The reason why we call StakePool’s rate of return APR, and Vault’s APY is:
- Individual StakePool rewards can only increase with the addition of new workers. StakePool rewards are derived from workers, and each worker can only earn a finite amount of income regardless of how much the delegation amount in the StakePool increases. Additional rewards can be earned only when the StakePool owner adds new workers.
- Vault’s delegation rewards come from the StakePool’s delegator rewards. When the StakePool owner cannot add workers in time, the vault owner can transfer funds between different StakePools to realize that each token is effectively earning rewards, not limited to the growth rate of workers
About Vault Owner
How is the Vault owner’s reward calculated?
The vault owner will get a commission based on the delegator rewards of the delegation in the vault. This commission value is set by the Vault Owner and it will be manually executed by the Vault owner. After each execution, the rewards earned between the last two executions will be used as the base to draw a commission for the pool owner.
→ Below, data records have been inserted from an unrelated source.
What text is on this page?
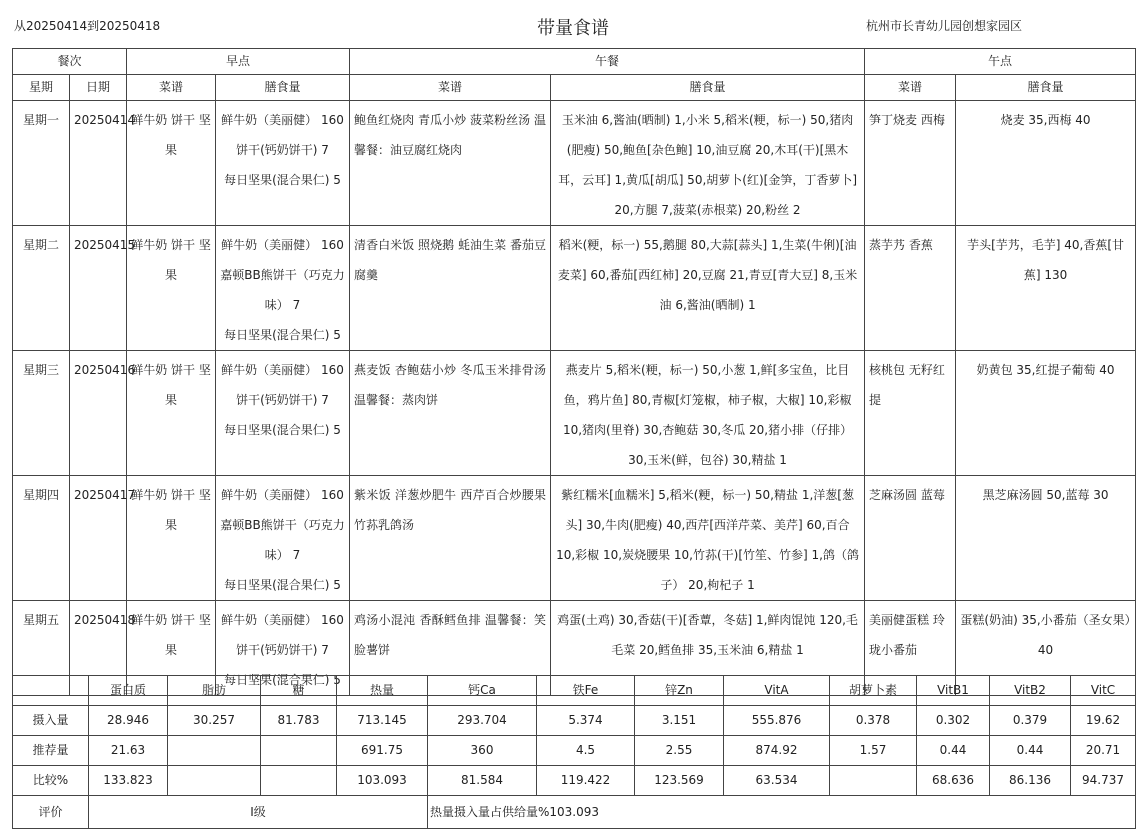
从20250414到20250418	带量食谱	杭州市长青幼儿园创想家园区
餐次		早点		午餐		午点	
星期	日期	菜谱	膳食量	菜谱	膳食量	菜谱	膳食量
星期一	20250414	鲜牛奶 饼干 坚果	鲜牛奶（美丽健） 160
饼干(钙奶饼干) 7
每日坚果(混合果仁) 5	鲍鱼红烧肉 青瓜小炒 菠菜粉丝汤 温馨餐：油豆腐红烧肉	玉米油 6,酱油(晒制) 1,小米 5,稻米(粳，标一) 50,猪肉(肥瘦) 50,鲍鱼[杂色鲍] 10,油豆腐 20,木耳(干)[黑木耳，云耳] 1,黄瓜[胡瓜] 50,胡萝卜(红)[金笋，丁香萝卜] 20,方腿 7,菠菜(赤根菜) 20,粉丝 2	笋丁烧麦 西梅	烧麦 35,西梅 40
星期二	20250415	鲜牛奶 饼干 坚果	鲜牛奶（美丽健） 160
嘉顿BB熊饼干（巧克力味） 7
每日坚果(混合果仁) 5	清香白米饭 照烧鹅 蚝油生菜 番茄豆腐羹	稻米(粳，标一) 55,鹅腿 80,大蒜[蒜头] 1,生菜(牛俐)[油麦菜] 60,番茄[西红柿] 20,豆腐 21,青豆[青大豆] 8,玉米油 6,酱油(晒制) 1	蒸芋艿 香蕉	芋头[芋艿，毛芋] 40,香蕉[甘蕉] 130
星期三	20250416	鲜牛奶 饼干 坚果	鲜牛奶（美丽健） 160
饼干(钙奶饼干) 7
每日坚果(混合果仁) 5	燕麦饭 杏鲍菇小炒 冬瓜玉米排骨汤 温馨餐：蒸肉饼	燕麦片 5,稻米(粳，标一) 50,小葱 1,鲜[多宝鱼，比目鱼，鸦片鱼] 80,青椒[灯笼椒，柿子椒，大椒] 10,彩椒 10,猪肉(里脊) 30,杏鲍菇 30,冬瓜 20,猪小排（仔排） 30,玉米(鲜，包谷) 30,精盐 1	核桃包 无籽红提	奶黄包 35,红提子葡萄 40
星期四	20250417	鲜牛奶 饼干 坚果	鲜牛奶（美丽健） 160
嘉顿BB熊饼干（巧克力味） 7
每日坚果(混合果仁) 5	紫米饭 洋葱炒肥牛 西芹百合炒腰果 竹荪乳鸽汤	紫红糯米[血糯米] 5,稻米(粳，标一) 50,精盐 1,洋葱[葱头] 30,牛肉(肥瘦) 40,西芹[西洋芹菜、美芹] 60,百合 10,彩椒 10,炭烧腰果 10,竹荪(干)[竹笙、竹参] 1,鸽（鸽子） 20,枸杞子 1	芝麻汤圆 蓝莓	黑芝麻汤圆 50,蓝莓 30
星期五	20250418	鲜牛奶 饼干 坚果	鲜牛奶（美丽健） 160
饼干(钙奶饼干) 7
每日坚果(混合果仁) 5	鸡汤小混沌 香酥鳕鱼排 温馨餐：笑脸薯饼	鸡蛋(土鸡) 30,香菇(干)[香蕈，冬菇] 1,鲜肉馄饨 120,毛毛菜 20,鳕鱼排 35,玉米油 6,精盐 1	美丽健蛋糕 玲珑小番茄	蛋糕(奶油) 35,小番茄（圣女果）40
	蛋白质	脂肪	糖	热量	钙Ca	铁Fe	锌Zn	VitA	胡萝卜素	VitB1	VitB2	VitC
摄入量	28.946	30.257	81.783	713.145	293.704	5.374	3.151	555.876	0.378	0.302	0.379	19.62
推荐量	21.63			691.75	360	4.5	2.55	874.92	1.57	0.44	0.44	20.71
比较%	133.823			103.093	81.584	119.422	123.569	63.534		68.636	86.136	94.737
评价	I级				热量摄入量占供给量%103.093							
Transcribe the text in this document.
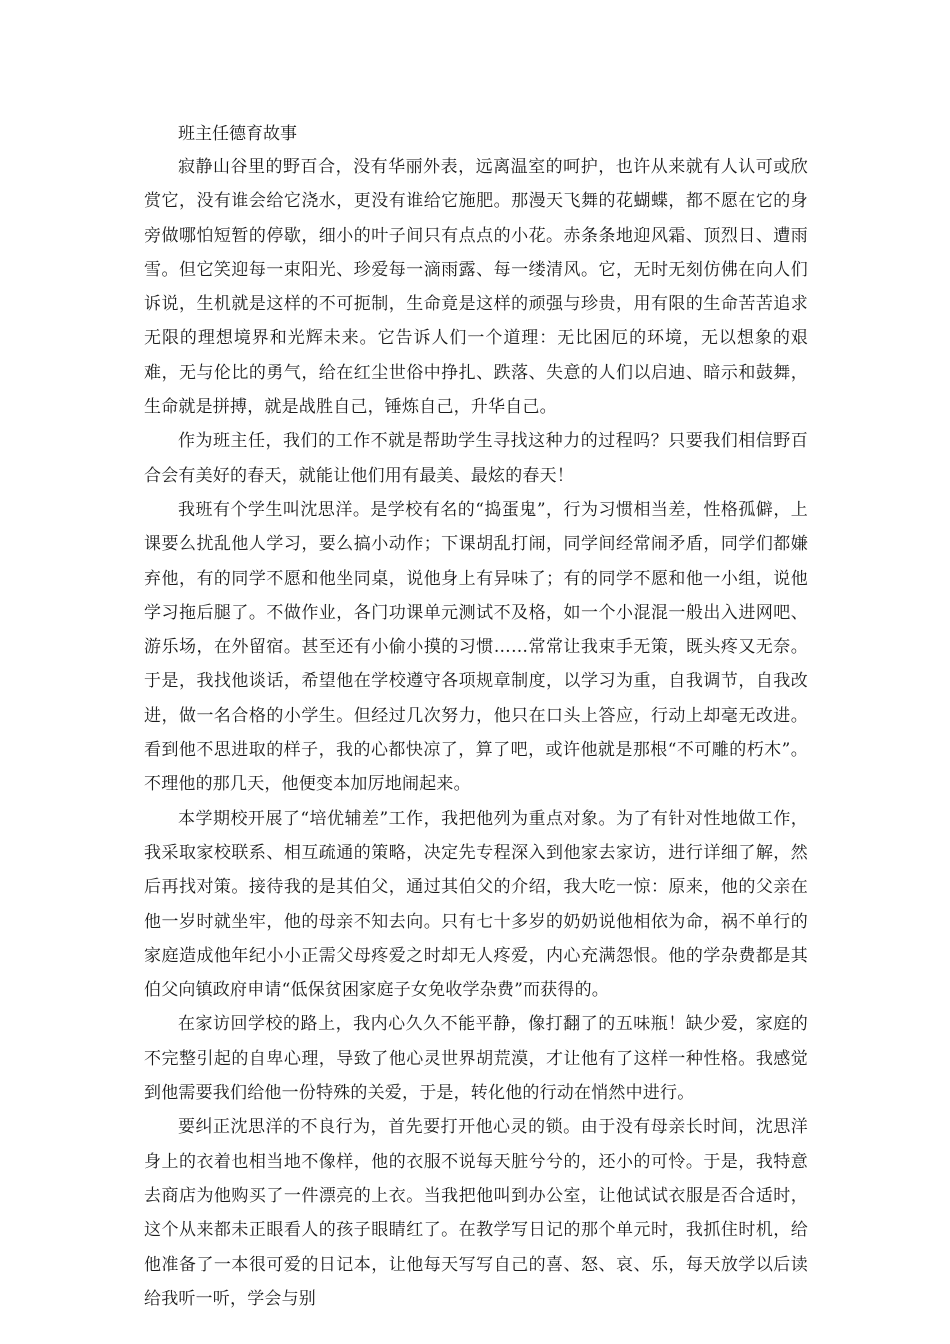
班主任德育故事

寂静山谷里的野百合，没有华丽外表，远离温室的呵护，也许从来就有人认可或欣赏它，没有谁会给它浇水，更没有谁给它施肥。那漫天飞舞的花蝴蝶，都不愿在它的身旁做哪怕短暂的停歇，细小的叶子间只有点点的小花。赤条条地迎风霜、顶烈日、遭雨雪。但它笑迎每一束阳光、珍爱每一滴雨露、每一缕清风。它，无时无刻仿佛在向人们诉说，生机就是这样的不可扼制，生命竟是这样的顽强与珍贵，用有限的生命苦苦追求无限的理想境界和光辉未来。它告诉人们一个道理：无比困厄的环境，无以想象的艰难，无与伦比的勇气，给在红尘世俗中挣扎、跌落、失意的人们以启迪、暗示和鼓舞，生命就是拼搏，就是战胜自己，锤炼自己，升华自己。

作为班主任，我们的工作不就是帮助学生寻找这种力的过程吗？只要我们相信野百合会有美好的春天，就能让他们用有最美、最炫的春天！

我班有个学生叫沈思洋。是学校有名的“捣蛋鬼”，行为习惯相当差，性格孤僻，上课要么扰乱他人学习，要么搞小动作；下课胡乱打闹，同学间经常闹矛盾，同学们都嫌弃他，有的同学不愿和他坐同桌，说他身上有异味了；有的同学不愿和他一小组，说他学习拖后腿了。不做作业，各门功课单元测试不及格，如一个小混混一般出入进网吧、游乐场，在外留宿。甚至还有小偷小摸的习惯……常常让我束手无策，既头疼又无奈。于是，我找他谈话，希望他在学校遵守各项规章制度，以学习为重，自我调节，自我改进，做一名合格的小学生。但经过几次努力，他只在口头上答应，行动上却毫无改进。看到他不思进取的样子，我的心都快凉了，算了吧，或许他就是那根“不可雕的朽木”。不理他的那几天，他便变本加厉地闹起来。

本学期校开展了“培优辅差”工作，我把他列为重点对象。为了有针对性地做工作，我采取家校联系、相互疏通的策略，决定先专程深入到他家去家访，进行详细了解，然后再找对策。接待我的是其伯父，通过其伯父的介绍，我大吃一惊：原来，他的父亲在他一岁时就坐牢，他的母亲不知去向。只有七十多岁的奶奶说他相依为命，祸不单行的家庭造成他年纪小小正需父母疼爱之时却无人疼爱，内心充满怨恨。他的学杂费都是其伯父向镇政府申请“低保贫困家庭子女免收学杂费”而获得的。

在家访回学校的路上，我内心久久不能平静，像打翻了的五味瓶！缺少爱，家庭的不完整引起的自卑心理，导致了他心灵世界胡荒漠，才让他有了这样一种性格。我感觉到他需要我们给他一份特殊的关爱，于是，转化他的行动在悄然中进行。

要纠正沈思洋的不良行为，首先要打开他心灵的锁。由于没有母亲长时间，沈思洋身上的衣着也相当地不像样，他的衣服不说每天脏兮兮的，还小的可怜。于是，我特意去商店为他购买了一件漂亮的上衣。当我把他叫到办公室，让他试试衣服是否合适时，这个从来都未正眼看人的孩子眼睛红了。在教学写日记的那个单元时，我抓住时机，给他准备了一本很可爱的日记本，让他每天写写自己的喜、怒、哀、乐，每天放学以后读给我听一听，学会与别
The Share Price (Click here to learn what’s Share) in the pool will change with each reward or slash. Between the last two commission executions, the number of Share Price changes multiplied by the total value of Shares represents the sum of total rewards and Slash in the pool which was issued accumulatively during this period.
We extract commissions from the stock delegation by issuing additional Shares for the Vault. The additional Shares will still be stored in the Vault and can be assigned by the Vault owner.
Here is an example:
Action | Delegation in Vault | Total Share | Share price | remarks |
---|---|---|---|---|
Tom Create the Vault #001 | 0 | 0 | 1 | The initial price is 1 |
Bob delegates 10000 $PHA in #001 | 10000 | 10000 | 1 | Bob has 1000 Shares |
#001 earned 50 $PHA rewards | 10050 | 10000 | 1.005 | Bob still has 1000 Shares |
Jack delegates 3000 $PHA in #001 | 13050 | 12985.07 | 1.005 | Jack has 2,985.07 shares because the price is 1.005 |
Tom execute the commission(5%) | 13050 | 12988.3 | 1.00475 | Tom got 3.23 Shares as the Vault owner reward |
Recommendations for Vault Owner
Successful Vault owners will be experienced members of the Phala community who are very familiar with managing StakePool delegations. Vault owners should be willing to commit significant time and effort to manage their Vault, which includes coordinating with StakePool owners and delegators, developing a delegation strategy, and onboarding newcomers. Vault ownership can be a very profitable activity, and it follows that the more you put into managing your Vault, the more you will get out of it.
For Delegators, we recommend evaluating Vaults based on their TVL and overall stability, which will be more important in the long run than the APY.